En effet, mon équipe supporte les opérations d’environ 1 000 personnes dans le monde, sur des sujets variés tels que le juridique, la compliance, ou encore les relations gouvernementales.
Et mon périmètre d’activité est principalement situé en Amérique du Nord et en Asie, donc je travaille sur 14 fuseaux horaires ! Aujourd’hui, typiquement, j’ai commencé à 7h30 avec un appel avec Hong-Kong et hier j’ai terminé avec l’Australie à 21h.
En revanche, lorsque j’ai la chance de ne pas avoir d’appels, je programme ma journée et je traite mes emails.

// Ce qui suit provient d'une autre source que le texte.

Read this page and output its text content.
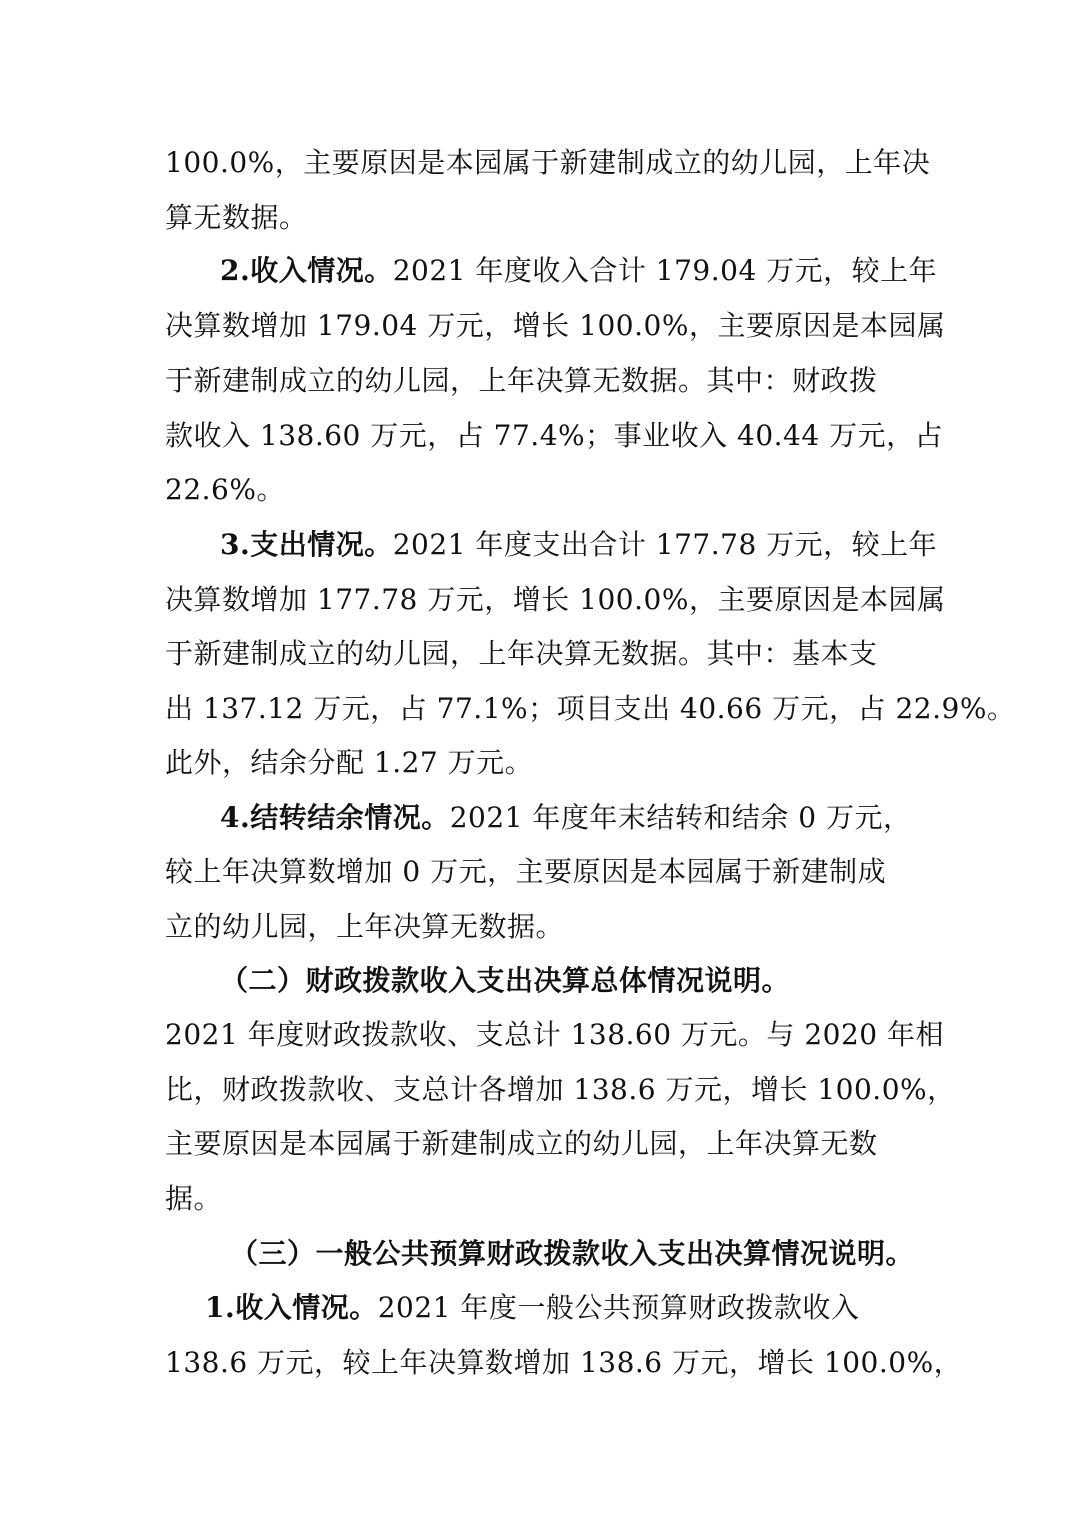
100.0%，主要原因是本园属于新建制成立的幼儿园，上年决
算无数据。
2.收入情况。2021 年度收入合计 179.04 万元，较上年
决算数增加 179.04 万元，增长 100.0%，主要原因是本园属
于新建制成立的幼儿园，上年决算无数据。其中：财政拨
款收入 138.60 万元，占 77.4%；事业收入 40.44 万元，占
22.6%。
3.支出情况。2021 年度支出合计 177.78 万元，较上年
决算数增加 177.78 万元，增长 100.0%，主要原因是本园属
于新建制成立的幼儿园，上年决算无数据。其中：基本支
出 137.12 万元，占 77.1%；项目支出 40.66 万元，占 22.9%。
此外，结余分配 1.27 万元。
4.结转结余情况。2021 年度年末结转和结余 0 万元，
较上年决算数增加 0 万元，主要原因是本园属于新建制成
立的幼儿园，上年决算无数据。
（二）财政拨款收入支出决算总体情况说明。
2021 年度财政拨款收、支总计 138.60 万元。与 2020 年相
比，财政拨款收、支总计各增加 138.6 万元，增长 100.0%，
主要原因是本园属于新建制成立的幼儿园，上年决算无数
据。
（三）一般公共预算财政拨款收入支出决算情况说明。
1.收入情况。2021 年度一般公共预算财政拨款收入
138.6 万元，较上年决算数增加 138.6 万元，增长 100.0%，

Je suis une « control freak » de la boîte mail (rires) ! La mienne est organisée par code couleur (j’en ai une quinzaine !), et je catégorise les demandes entrantes en fonction du sujet et de l’urgence.
En quoi consiste une journée classique pour vous ?
La plupart de ma journée est dédiée à des rendez-vous, en présentiel ou en visioconférence (l’équipe étant « hybride »). Les rendez-vous s’enchaînent et j’ai peu de temps entre chaque !
Je peux regretter d’avoir parfois des journées de 14h avec 13h de meeting. Cela n’est pas productif, et dans ce cas, je n’ai pas le temps de « traiter » le rendez-vous comme il se doit.
Mais on est obligé d’aller à tous ces rendez-vous pour apprendre, surtout quand on démarre : il faut définir les besoins, aller à la rencontre des opérationnels et des personnes qui font votre entreprise, et délivrer des résultats le plus vite possible.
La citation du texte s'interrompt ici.